Compared to a decade ago, fewer Americans have a cluster of risk factors that together can signal heart troubles and diabetes down the line, according to a new study.
But while so-called metabolic syndrome is declining, some of its components - including large waistlines and poor blood sugar control, which carry their own risks - are becoming more common, researchers found.
"I don't think we're out of the woods yet," said Gary Liguori, who has studied metabolic syndrome at the University of Tennessee at Chattanooga but wasn't involved in the new research.
"It may be the incidence of diabetes is going to continue to go up," he told Reuters Health.
Researchers led by Hiram Beltran-Sanchez from Harvard University in Cambridge, Massachusetts, used national health and nutrition surveys to track rates of the five traditional components of metabolic syndrome: high blood pressure, high triglycerides, low HDL ("good") cholesterol, high blood sugar and waist circumference greater than 40 inches for men or 35 inches for women.
People who met at least three of those five criteria were considered to have metabolic syndrome, which has been linked to heightened risk of heart disease, stroke, kidney disease and type 2 diabetes.
Overall, the study population's rate of metabolic syndrome dropped from 25.5 percent during the 1999-2000 surveys to 22.9 percent during 2009-2010, Beltran-Sanchez and his colleagues found.
In particular, rates of high blood pressure, high triglycerides and low HDL cholesterol all fell as more people took hypertension and cholesterol drugs.
Because of that, researchers might expect Americans to have fewer cardiovascular problems in the future, according to Beltran-Sanchez.

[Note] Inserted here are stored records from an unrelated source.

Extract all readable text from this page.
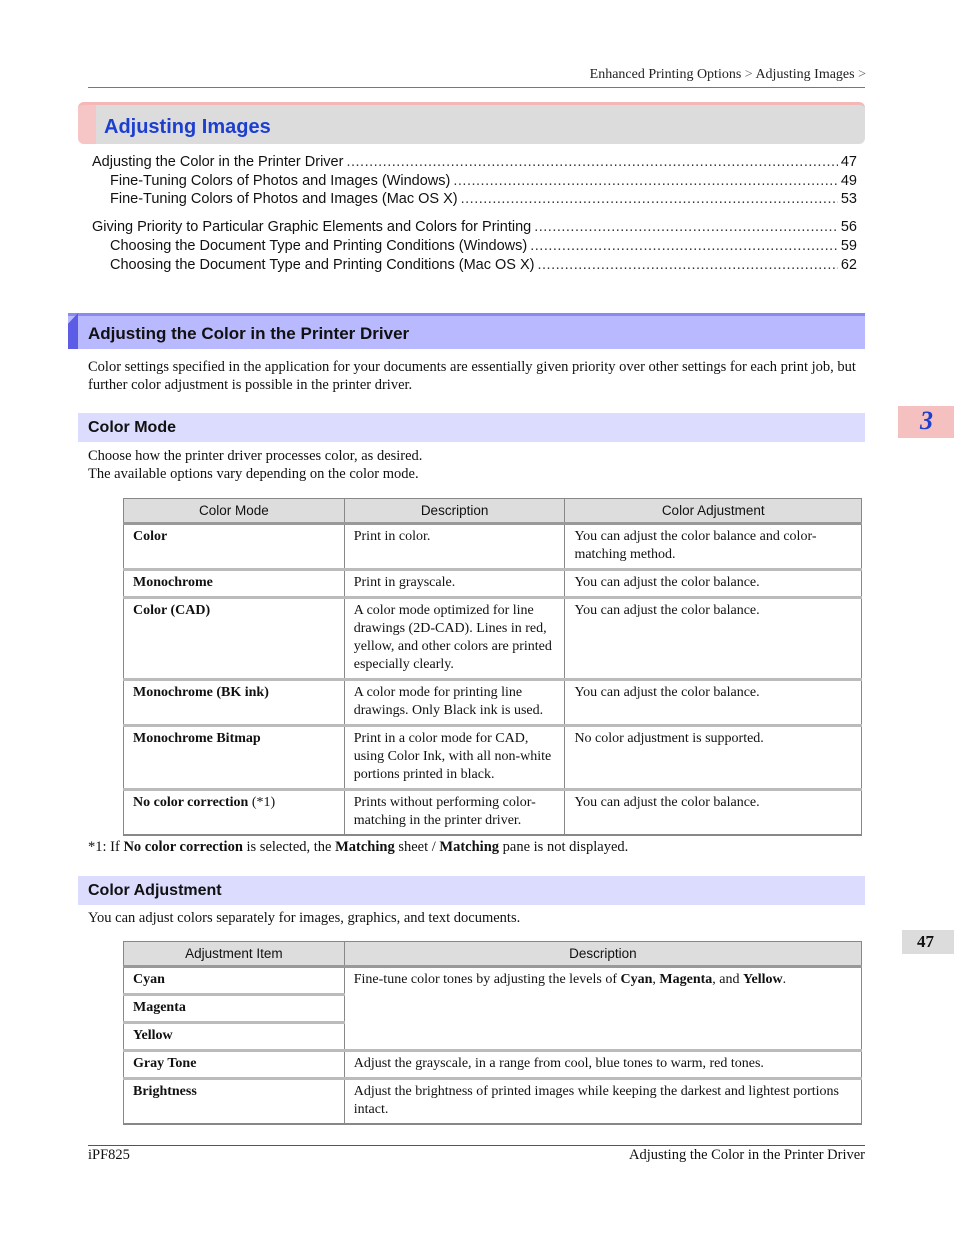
Enhanced Printing Options > Adjusting Images >
Adjusting Images
Adjusting the Color in the Printer Driver .....	47
Fine-Tuning Colors of Photos and Images (Windows) .....	49
Fine-Tuning Colors of Photos and Images (Mac OS X) .....	53
Giving Priority to Particular Graphic Elements and Colors for Printing .....	56
Choosing the Document Type and Printing Conditions (Windows) .....	59
Choosing the Document Type and Printing Conditions (Mac OS X) .....	62
Adjusting the Color in the Printer Driver
Color settings specified in the application for your documents are essentially given priority over other settings for each print job, but further color adjustment is possible in the printer driver.
Color Mode
Choose how the printer driver processes color, as desired.
The available options vary depending on the color mode.
Color Mode	Description	Color Adjustment
Color	Print in color.	You can adjust the color balance and color-matching method.
Monochrome	Print in grayscale.	You can adjust the color balance.
Color (CAD)	A color mode optimized for line drawings (2D-CAD). Lines in red, yellow, and other colors are printed especially clearly.	You can adjust the color balance.
Monochrome (BK ink)	A color mode for printing line drawings. Only Black ink is used.	You can adjust the color balance.
Monochrome Bitmap	Print in a color mode for CAD, using Color Ink, with all non-white portions printed in black.	No color adjustment is supported.
No color correction (*1)	Prints without performing color-matching in the printer driver.	You can adjust the color balance.
*1: If No color correction is selected, the Matching sheet / Matching pane is not displayed.
Color Adjustment
You can adjust colors separately for images, graphics, and text documents.
Adjustment Item	Description
Cyan	Fine-tune color tones by adjusting the levels of Cyan, Magenta, and Yellow.
Magenta	
Yellow	
Gray Tone	Adjust the grayscale, in a range from cool, blue tones to warm, red tones.
Brightness	Adjust the brightness of printed images while keeping the darkest and lightest portions intact.
3
47
iPF825	Adjusting the Color in the Printer Driver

However, the proportion of study participants with high blood sugar rose from 12.9 percent to 19.9 percent, and the rate of abdominal obesity, or a large waist circumference, increased from 45.4 percent to 56.1 percent.
Liguori said the findings suggest doctors are getting better at reaching out to people who need medication, and more patients are taking their medicines as prescribed.

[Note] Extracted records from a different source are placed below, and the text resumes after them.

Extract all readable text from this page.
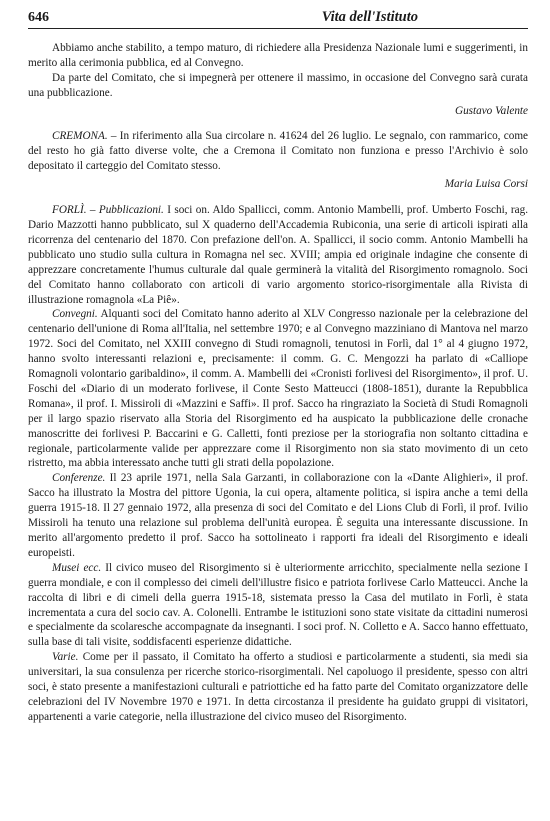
646	Vita dell'Istituto

Abbiamo anche stabilito, a tempo maturo, di richiedere alla Presidenza Nazionale lumi e suggerimenti, in merito alla cerimonia pubblica, ed al Convegno.

Da parte del Comitato, che si impegnerà per ottenere il massimo, in occasione del Convegno sarà curata una pubblicazione.

Gustavo Valente

CREMONA. – In riferimento alla Sua circolare n. 41624 del 26 luglio. Le segnalo, con rammarico, come del resto ho già fatto diverse volte, che a Cremona il Comitato non funziona e presso l'Archivio è solo depositato il carteggio del Comitato stesso.

Maria Luisa Corsi

FORLÌ. – Pubblicazioni. I soci on. Aldo Spallicci, comm. Antonio Mambelli, prof. Umberto Foschi, rag. Dario Mazzotti hanno pubblicato, sul X quaderno dell'Accademia Rubiconia, una serie di articoli ispirati alla ricorrenza del centenario del 1870. Con prefazione dell'on. A. Spallicci, il socio comm. Antonio Mambelli ha pubblicato uno studio sulla cultura in Romagna nel sec. XVIII; ampia ed originale indagine che consente di apprezzare concretamente l'humus culturale dal quale germinerà la vitalità del Risorgimento romagnolo. Soci del Comitato hanno collaborato con articoli di vario argomento storico-risorgimentale alla Rivista di illustrazione romagnola «La Piê».

Convegni. Alquanti soci del Comitato hanno aderito al XLV Congresso nazionale per la celebrazione del centenario dell'unione di Roma all'Italia, nel settembre 1970; e al Convegno mazziniano di Mantova nel marzo 1972. Soci del Comitato, nel XXIII convegno di Studi romagnoli, tenutosi in Forlì, dal 1° al 4 giugno 1972, hanno svolto interessanti relazioni e, precisamente: il comm. G. C. Mengozzi ha parlato di «Calliope Romagnoli volontario garibaldino», il comm. A. Mambelli dei «Cronisti forlivesi del Risorgimento», il prof. U. Foschi del «Diario di un moderato forlivese, il Conte Sesto Matteucci (1808-1851), durante la Repubblica Romana», il prof. I. Missiroli di «Mazzini e Saffi». Il prof. Sacco ha ringraziato la Società di Studi Romagnoli per il largo spazio riservato alla Storia del Risorgimento ed ha auspicato la pubblicazione delle cronache manoscritte dei forlivesi P. Baccarini e G. Calletti, fonti preziose per la storiografia non soltanto cittadina e regionale, particolarmente valide per apprezzare come il Risorgimento non sia stato movimento di un ceto ristretto, ma abbia interessato anche tutti gli strati della popolazione.

Conferenze. Il 23 aprile 1971, nella Sala Garzanti, in collaborazione con la «Dante Alighieri», il prof. Sacco ha illustrato la Mostra del pittore Ugonia, la cui opera, altamente politica, si ispira anche a temi della guerra 1915-18. Il 27 gennaio 1972, alla presenza di soci del Comitato e del Lions Club di Forlì, il prof. Ivilio Missiroli ha tenuto una relazione sul problema dell'unità europea. È seguita una interessante discussione. In merito all'argomento predetto il prof. Sacco ha sottolineato i rapporti fra ideali del Risorgimento e ideali europeisti.

Musei ecc. Il civico museo del Risorgimento si è ulteriormente arricchito, specialmente nella sezione I guerra mondiale, e con il complesso dei cimeli dell'illustre fisico e patriota forlivese Carlo Matteucci. Anche la raccolta di libri e di cimeli della guerra 1915-18, sistemata presso la Casa del mutilato in Forlì, è stata incrementata a cura del socio cav. A. Colonelli. Entrambe le istituzioni sono state visitate da cittadini numerosi e specialmente da scolaresche accompagnate da insegnanti. I soci prof. N. Colletto e A. Sacco hanno effettuato, sulla base di tali visite, soddisfacenti esperienze didattiche.

Varie. Come per il passato, il Comitato ha offerto a studiosi e particolarmente a studenti, sia medi sia universitari, la sua consulenza per ricerche storico-risorgimentali. Nel capoluogo il presidente, spesso con altri soci, è stato presente a manifestazioni culturali e patriottiche ed ha fatto parte del Comitato organizzatore delle celebrazioni del IV Novembre 1970 e 1971. In detta circostanza il presidente ha guidato gruppi di visitatori, appartenenti a varie categorie, nella illustrazione del civico museo del Risorgimento.
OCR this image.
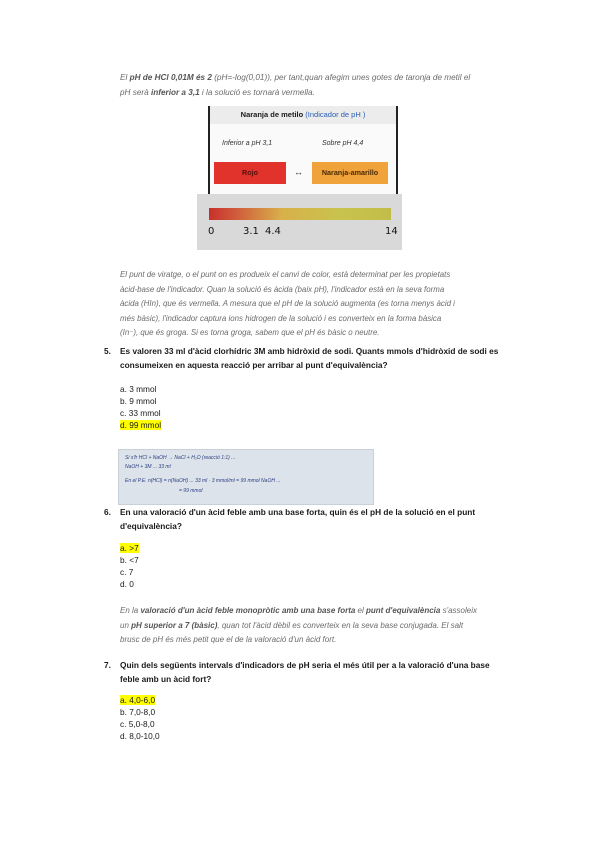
El pH de HCl 0,01M és 2 (pH=-log(0,01)), per tant,quan afegim unes gotes de taronja de metil el
pH serà inferior a 3,1 i la solució es tornarà vermella.
Naranja de metilo (Indicador de pH )
Inferior a pH 3,1	Sobre pH 4,4
Rojo	↔	Naranja-amarillo
0	3.1 4.4	14
El punt de viratge, o el punt on es produeix el canvi de color, està determinat per les propietats
àcid-base de l'indicador. Quan la solució és àcida (baix pH), l'indicador està en la seva forma
àcida (HIn), que és vermella. A mesura que el pH de la solució augmenta (es torna menys àcid i
més bàsic), l'indicador captura ions hidrogen de la solució i es converteix en la forma bàsica
(In⁻), que és groga. Si es torna groga, sabem que el pH és bàsic o neutre.
5. Es valoren 33 ml d'àcid clorhídric 3M amb hidròxid de sodi. Quants mmols d'hidròxid de sodi es
consumeixen en aquesta reacció per arribar al punt d'equivalència?
a. 3 mmol
b. 9 mmol
c. 33 mmol
d. 99 mmol
Si s'fr HCl + NaOH → NaCl + H₂O (reacció 1:1) ...
NaOH + 3M ... 33 ml
En el P.E. n(HCl) = n(NaOH) ... 33 ml · 3 mmol/ml = 99 mmol NaOH ...
= 99 mmol
6. En una valoració d'un àcid feble amb una base forta, quin és el pH de la solució en el punt
d'equivalència?
a. >7
b. <7
c. 7
d. 0
En la valoració d'un àcid feble monopròtic amb una base forta el punt d'equivalència s'assoleix
un pH superior a 7 (bàsic), quan tot l'àcid dèbil es converteix en la seva base conjugada. El salt
brusc de pH és més petit que el de la valoració d'un àcid fort.
7. Quin dels següents intervals d'indicadors de pH seria el més útil per a la valoració d'una base
feble amb un àcid fort?
a. 4,0-6,0
b. 7,0-8,0
c. 5,0-8,0
d. 8,0-10,0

"When we looked at blood pressure or cholesterol levels that have declined, these declines align very well with the increased use of medication," Beltran-Sanchez told Reuters Health.
"But when we looked at waist circumference, there is really no treatment in some ways, really no medication."
Liguori said rates of abdominal obesity among women, in particular, were concerning.
During the study period, the proportion of women with large waistlines increased from 53.5 percent to 65.4 percent, according to the results published in the Journal of the American College of Cardiology.
"I just hope people don't think, ‘Well it's just a little weight gain, it's not a big deal,'" Liguori said. "Because it does tend to lead to insulin resistance, which then leads to diabetes."